He felt at ease sitting at a small desk surrounded by the paraphernalia so beloved of any industrious clerk: inkhorns; finely honed quills, thin cutting knives and small grey stones of pumice for smoothing the white scrubbed parchment. Corbett chattered to the monks, he could not understand their native tongue but many were fluent in Latin or French. They informed Corbett of the divisions in their country, the difference between the Highlands held by the ancient Celts and the South Lowlands dominated by the Anglo-Norman families such as the Bruces, Comyns, Stewarts and Lennoxes, very similar in their ways to the great families of England who served the great King Edward I. Indeed, as the Prior, a tall, austere man with a dry, sardonic sense of humour, pointed out, many of the monks in birth, education and tradition were really no different from Corbett. The clerk could only agree and soon felt at home in Holy Rood, offering to help the brothers in their scriptorium, exchanging ideas and constantly praising what he saw.

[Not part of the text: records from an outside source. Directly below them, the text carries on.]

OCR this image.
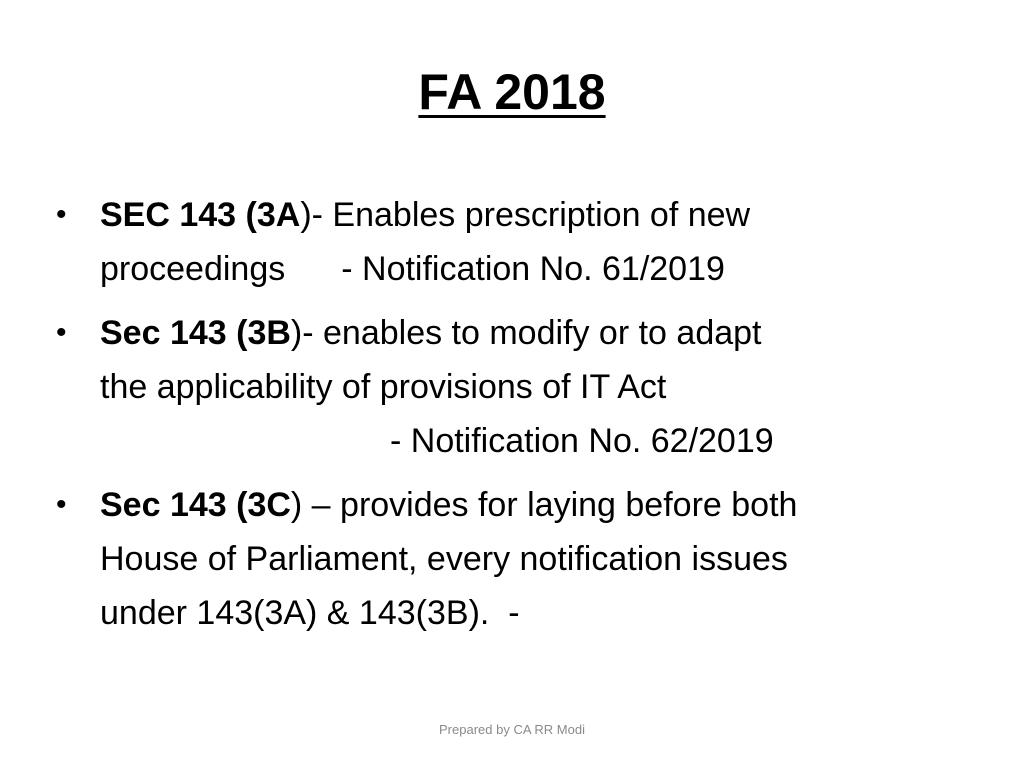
FA 2018
• SEC 143 (3A)- Enables prescription of new
proceedings - Notification No. 61/2019
• Sec 143 (3B)- enables to modify or to adapt
the applicability of provisions of IT Act
- Notification No. 62/2019
• Sec 143 (3C) – provides for laying before both
House of Parliament, every notification issues
under 143(3A) & 143(3B).  -
Prepared by CA RR Modi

Corbett was tactful enough never to draw comparisons or appear to criticise. Privately, he was more than aware of the deep differences between the two countries. There was more wealth in England and so greater sophistication, whether it be in the use and treatment of parchment or the building of castles and churches. He remembered the soaring purity of Westminster Abbey with its pointed arches, trellised stonework, large windows and coloured glass and realised the contrast as he looked at the primitive rather dark simplicity of the Abbey of Holy Rood with its stout round columns, small, deep splayed windows and dog-tooth stone carving above a simple square nave and chancel. Nevertheless, there was an energy and openness about the monks which cut through Corbett's jaded outlook and soft sophistication. Moreover, the monks like those in England, loved to talk, chatter and discuss. The Abbey kept its own chronicle and it was easy for Corbett to turn the conversation to the recent happenings in Scotland and so glean useful information, even though it was based on the gossip of a monastic library.